Loose sheave assembly killed miner

FEDERAL investigators are urging operations to be mindful of chains, wire ropes and other types of rigging after revealing that a longwall maintenance coordinator killed earlier this month in northern West Virginia was struck by a loose sheave assembly.

Donna Schmidt

Roger King, 62, died October 4 following an incident at Consol Energy’s McElroy longwall operation in Marshall County. Officials initially did not disclose the details of the incident, only confirming that he had suffered a head injury.

In its preliminary findings, the US Mine Safety and Health Administration said the 42-year mining veteran, who worked at McElroy for 17 years, was killed while supervising the face conveyor chain installation on a longwall set-up.

“A battery-powered scoop was being used in conjunction with a sheave block and wire rope to pull the top conveyor chain through the pan line toward the tail drive,” the agency said.

“The chain became fouled and the victim positioned himself to observe the cause of the problem.

“As the scoop continued to tram, the sheave assembly and wire rope, which were under tension, came loose and propelled forward.
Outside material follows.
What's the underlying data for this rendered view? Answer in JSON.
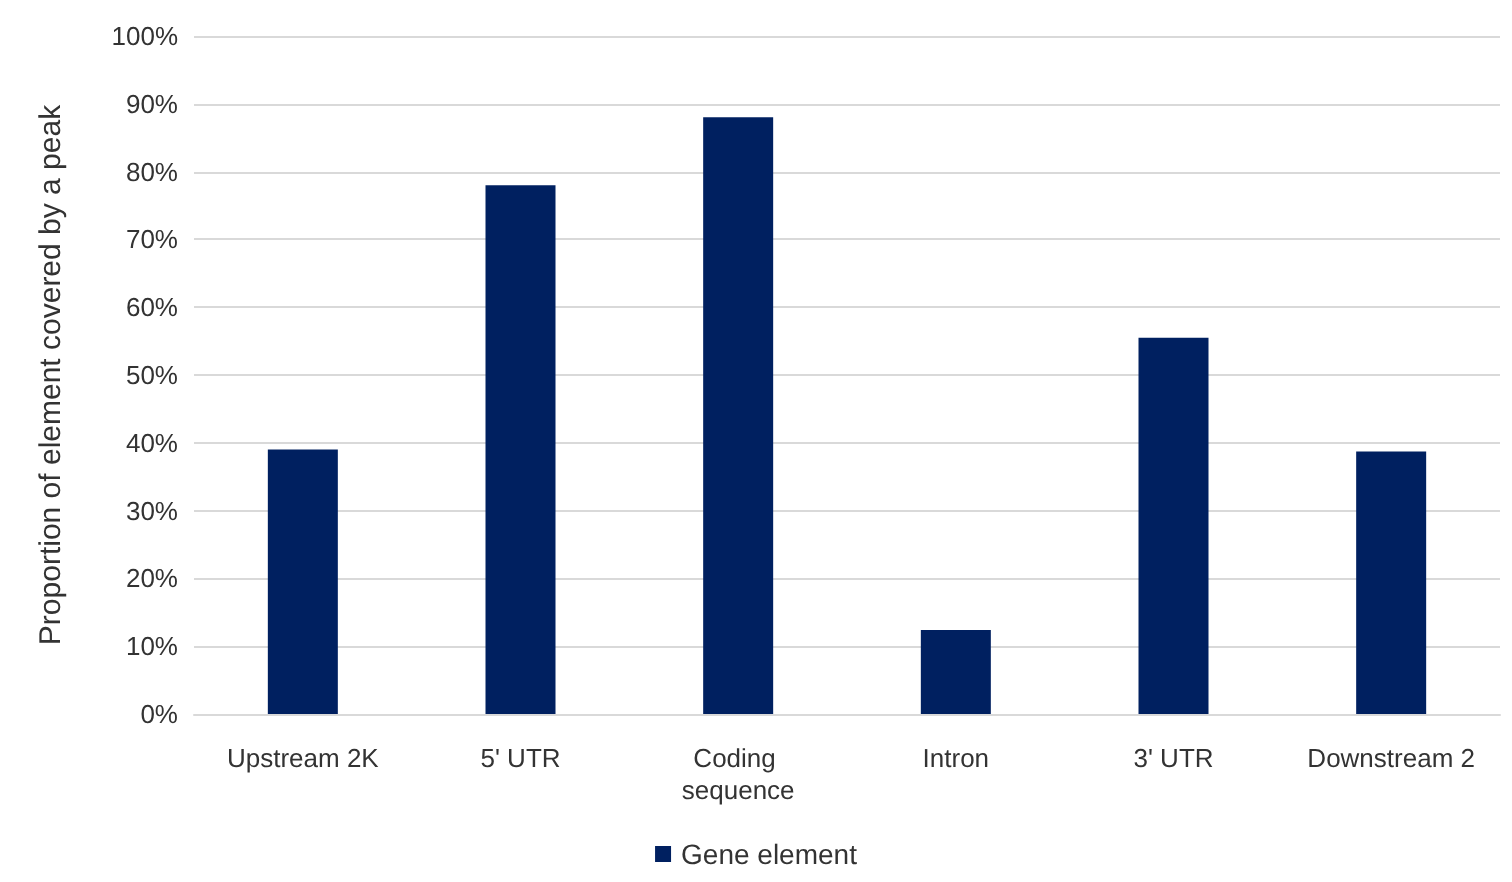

The sheave assembly struck the victim.”

The operation was closed after the incident and recommenced operations on October 6.

In an effort to prevent similar future incidents, MSHA has asked miners to ensure chains, wire ropes, and hooks are properly attached or rigged, and people are positioned in a safe location before tension is applied when pulling or lifting rigging.

“This includes staying out of a potential line of flight of components in case of an equipment failure,” investigators noted.

Operations should also inspect devices for signs of wear such as rust, metallic loss, fraying rope, broken strands in cables and elongation of metal. Also, hooks should never be welded on equipment in order to attach ropes or chains for towing or hoisting.

King’s death was the 15th in US coal in 2013, and the fifth classified by MSHA as powered haulage.

McElroy, located near Moundsville is one of the US’ largest underground coal mines and employs about 1000 workers.

It produced 9.4 million short tons in 2012, according to federal data.

The fatality was West Virginia’s sixth this year.